The Federal Trade Commission has whacked Facebook with a record $5 billion fine stemming from the 2018 scandal in which a political consulting firm improperly accessed Facebook user data. The fine comes as a result of settlement talks between the two entities.
The consulting firm, Cambridge Analytica, scraped data from 87 million Facebook profiles without the consent of their users to be used for political advertising.
This led to Mark Zuckerberg testifying before Congress regarding Facebook’s privacy policies.
The fine is more than 200 times greater than the previous largest find from the FTC, which was $22.5 million slapped on Google for its privacy practices.
Mark Zuckerberg Is Laughing At Us All
And yet, Mark Zuckerberg and Facebook are laughing this $5 billion fine off. Here’s why.
The $5 billion fine represents a mere 9% of Facebook’s annual revenues last year, and 7% of its expected revenue this year. It represents about 23% of Facebook’s net income last year.
Facebook generated over $18 billion in free cash flow over the past 12 months.
Yet the real joke is that Facebook has over $45 billion of cash in its bank account. Mark Zuckerberg can just write one big check to the Federal Trade Commission and be done with them.
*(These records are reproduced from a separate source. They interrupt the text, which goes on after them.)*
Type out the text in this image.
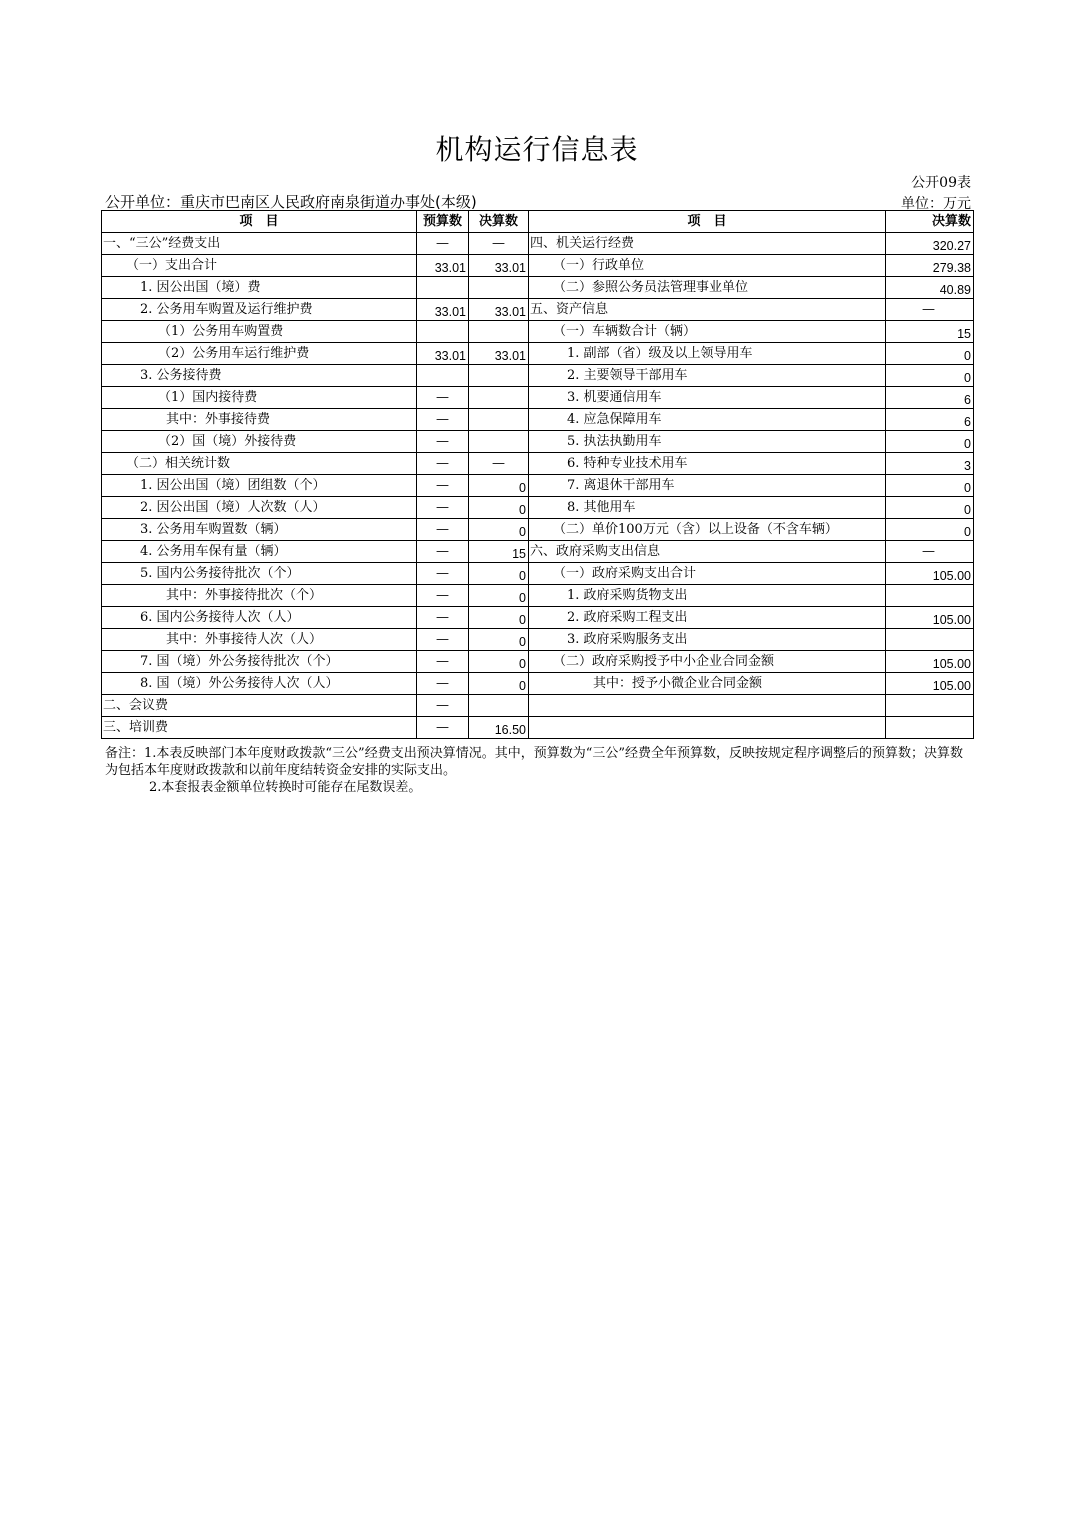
机构运行信息表
公开09表
公开单位：重庆市巴南区人民政府南泉街道办事处(本级)	单位：万元
项　目	预算数	决算数	项　目	决算数
一、“三公”经费支出	—	—	四、机关运行经费	320.27
（一）支出合计	33.01	33.01	（一）行政单位	279.38
1. 因公出国（境）费			（二）参照公务员法管理事业单位	40.89
2. 公务用车购置及运行维护费	33.01	33.01	五、资产信息	—
（1）公务用车购置费			（一）车辆数合计（辆）	15
（2）公务用车运行维护费	33.01	33.01	1. 副部（省）级及以上领导用车	0
3. 公务接待费			2. 主要领导干部用车	0
（1）国内接待费	—		3. 机要通信用车	6
其中：外事接待费	—		4. 应急保障用车	6
（2）国（境）外接待费	—		5. 执法执勤用车	0
（二）相关统计数	—	—	6. 特种专业技术用车	3
1. 因公出国（境）团组数（个）	—	0	7. 离退休干部用车	0
2. 因公出国（境）人次数（人）	—	0	8. 其他用车	0
3. 公务用车购置数（辆）	—	0	（二）单价100万元（含）以上设备（不含车辆）	0
4. 公务用车保有量（辆）	—	15	六、政府采购支出信息	—
5. 国内公务接待批次（个）	—	0	（一）政府采购支出合计	105.00
其中：外事接待批次（个）	—	0	1. 政府采购货物支出	
6. 国内公务接待人次（人）	—	0	2. 政府采购工程支出	105.00
其中：外事接待人次（人）	—	0	3. 政府采购服务支出	
7. 国（境）外公务接待批次（个）	—	0	（二）政府采购授予中小企业合同金额	105.00
8. 国（境）外公务接待人次（人）	—	0	其中：授予小微企业合同金额	105.00
二、会议费	—			
三、培训费	—	16.50		

备注：1.本表反映部门本年度财政拨款“三公”经费支出预决算情况。其中，预算数为“三公”经费全年预算数，反映按规定程序调整后的预算数；决算数为包括本年度财政拨款和以前年度结转资金安排的实际支出。

2.本套报表金额单位转换时可能存在尾数误差。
Not only that, but Facebook’s stock only suffered when the scandal broke, falling about 16% at the time to roughly $157 per share. Yet it rallied shortly after that to $210 per share.
Mark Zuckerberg and Facebook announced in the last quarterly earnings report that the company would take a $3 billion charge against earnings for the anticipated settlement. As a result, all the negativity over this entire scandal was already baked into the stock.